To Kill a Mockingbird Chapter 10
Read the following passage from chapter 10. Write a five-paragraph essay in which you discuss Atticus’ responsibility to his children.
Atticus was feeble: he was nearly fifty. When Jem and I asked him why he was so old, he said he got started late, which we felt reflected upon his abilities and manliness. He was much older than the parents of our school contemporaries, and there was nothing Jem or I could say about him when our classmates said, “My father—”
Jem was football crazy. Atticus was never too tired to play keep-away, but when Jem wanted to tackle him Atticus would say, “I’m too old for that, son.” Our father didn’t do anything. He worked in an office, not in a drugstore. Atticus did not drive a dump-truck for the county, he was not the sheriff, he did not farm, work in a garage, or do anything that could possibly arouse the admiration of anyone.
Besides that, he wore glasses. He was nearly blind in his left eye, and said left eyes were the tribal curse of the Finches. Whenever he wanted to see something well, he turned his head and looked from his right eye.

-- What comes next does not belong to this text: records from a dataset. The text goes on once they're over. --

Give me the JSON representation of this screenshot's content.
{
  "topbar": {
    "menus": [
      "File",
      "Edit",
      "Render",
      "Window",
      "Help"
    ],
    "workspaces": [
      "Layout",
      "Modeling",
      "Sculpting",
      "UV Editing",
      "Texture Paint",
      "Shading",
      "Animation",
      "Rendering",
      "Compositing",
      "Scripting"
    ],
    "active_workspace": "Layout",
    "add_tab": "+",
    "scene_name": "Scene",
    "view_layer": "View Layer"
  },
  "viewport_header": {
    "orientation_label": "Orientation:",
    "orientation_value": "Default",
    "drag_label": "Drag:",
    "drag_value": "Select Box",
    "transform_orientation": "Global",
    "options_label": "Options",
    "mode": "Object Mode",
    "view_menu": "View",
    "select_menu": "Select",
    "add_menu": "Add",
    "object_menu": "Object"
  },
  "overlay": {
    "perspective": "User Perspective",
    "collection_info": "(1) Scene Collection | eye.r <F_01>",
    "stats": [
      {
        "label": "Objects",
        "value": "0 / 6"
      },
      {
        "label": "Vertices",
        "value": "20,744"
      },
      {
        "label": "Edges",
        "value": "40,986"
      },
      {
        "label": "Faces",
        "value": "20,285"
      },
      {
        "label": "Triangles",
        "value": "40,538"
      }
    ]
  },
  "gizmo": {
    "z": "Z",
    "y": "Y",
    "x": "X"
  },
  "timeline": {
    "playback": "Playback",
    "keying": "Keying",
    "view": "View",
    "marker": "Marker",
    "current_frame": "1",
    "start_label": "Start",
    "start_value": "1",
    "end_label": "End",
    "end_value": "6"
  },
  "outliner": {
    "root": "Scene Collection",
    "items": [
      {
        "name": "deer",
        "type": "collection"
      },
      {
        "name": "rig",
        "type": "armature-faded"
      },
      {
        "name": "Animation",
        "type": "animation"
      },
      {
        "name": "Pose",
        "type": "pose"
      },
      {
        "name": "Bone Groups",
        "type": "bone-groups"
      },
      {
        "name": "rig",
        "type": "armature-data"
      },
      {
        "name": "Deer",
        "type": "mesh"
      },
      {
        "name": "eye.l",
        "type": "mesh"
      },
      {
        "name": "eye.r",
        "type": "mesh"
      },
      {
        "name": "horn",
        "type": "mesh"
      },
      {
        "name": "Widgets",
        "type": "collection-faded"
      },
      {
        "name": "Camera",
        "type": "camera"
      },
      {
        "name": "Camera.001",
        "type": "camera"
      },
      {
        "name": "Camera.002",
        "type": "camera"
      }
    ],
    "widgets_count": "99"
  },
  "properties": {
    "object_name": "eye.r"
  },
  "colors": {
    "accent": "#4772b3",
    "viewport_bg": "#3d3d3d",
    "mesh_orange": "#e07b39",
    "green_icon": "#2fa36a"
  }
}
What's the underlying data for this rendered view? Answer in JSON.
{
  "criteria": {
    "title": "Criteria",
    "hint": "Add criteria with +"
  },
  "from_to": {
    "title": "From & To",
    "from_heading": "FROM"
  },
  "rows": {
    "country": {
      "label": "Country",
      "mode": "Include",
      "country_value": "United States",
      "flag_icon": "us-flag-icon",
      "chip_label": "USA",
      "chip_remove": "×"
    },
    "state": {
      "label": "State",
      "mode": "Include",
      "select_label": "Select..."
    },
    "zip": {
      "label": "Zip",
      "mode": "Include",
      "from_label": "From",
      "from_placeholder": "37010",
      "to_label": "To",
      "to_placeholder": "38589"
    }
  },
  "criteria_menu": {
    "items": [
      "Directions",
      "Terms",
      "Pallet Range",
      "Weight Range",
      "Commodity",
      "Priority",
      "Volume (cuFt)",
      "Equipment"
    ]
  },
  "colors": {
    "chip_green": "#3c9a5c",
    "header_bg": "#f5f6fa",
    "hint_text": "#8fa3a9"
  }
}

He did not do the things our schoolmates’ fathers did: he never went hunting, he did not play poker or fish or drink or smoke. He sat in the livingroom and read. With these attributes, however, he would not remain as inconspicuous as we wished him to: that year, the school buzzed with talk about him defending Tom Robinson, none of which was complimentary.
After my bout with Cecil Jacobs when I committed myself to a policy of cowardice, word got around that Scout Finch wouldn’t fight any more, her daddy wouldn’t let her. This was not entirely correct: I wouldn’t fight publicly for Atticus, but the family was private ground. I would fight anyone from a third cousin upwards tooth and nail. Francis Hancock, for example, knew that.
3.
To Kill a Mockingbird Chapter 10
Read the following passage from chapter 10. Write a five-paragraph essay in which you discuss how the children regard their father.
“Maybe I can tell you,” said Miss Maudie. “If your father’s anything, he’s civilized in his heart. Marksmanship’s a gift of God, a talent—oh, you have to practice to make it perfect, but shootin’s different from playing the piano or the like. I think maybe he put his gun down when he realized that God had given him an unfair advantage over most living things. I guess he decided he wouldn’t shoot till he had to, and he had to today.”
“Looks like he’d be proud of it,” I said.
“People in their right minds never take pride in their talents,” said Miss Maudie.
We saw Zeebo drive up. He took a pitchfork from the back of the garbage truck and gingerly lifted Tim Johnson. He pitched the dog onto the truck, then poured something from a gallon jug on and around the spot where Tim fell. “Don’t yawl come over here for a while,” he called. When we went home I told Jem we’d really have something to talk about at school on Monday.
Jem turned on me. “Don’t say anything about it, Scout,” he said.
“What? I certainly am. Ain’t everybody’s daddy the deadest shot in Maycomb County.”
Jem said, “I reckon if he’d wanted us to know it, he’da told us. If he was proud of it, he’da told us.”
“Maybe it just slipped his mind,” I said.
“Naw, Scout, it’s something you wouldn’t understand. Atticus is real old, but I wouldn’t care if he couldn’t do anything—I wouldn’t care if he couldn’t do a blessed thing.” Jem picked up a rock and threw it jubilantly at the carhouse. Running after it, he called back: “Atticus is a gentleman, just like me!”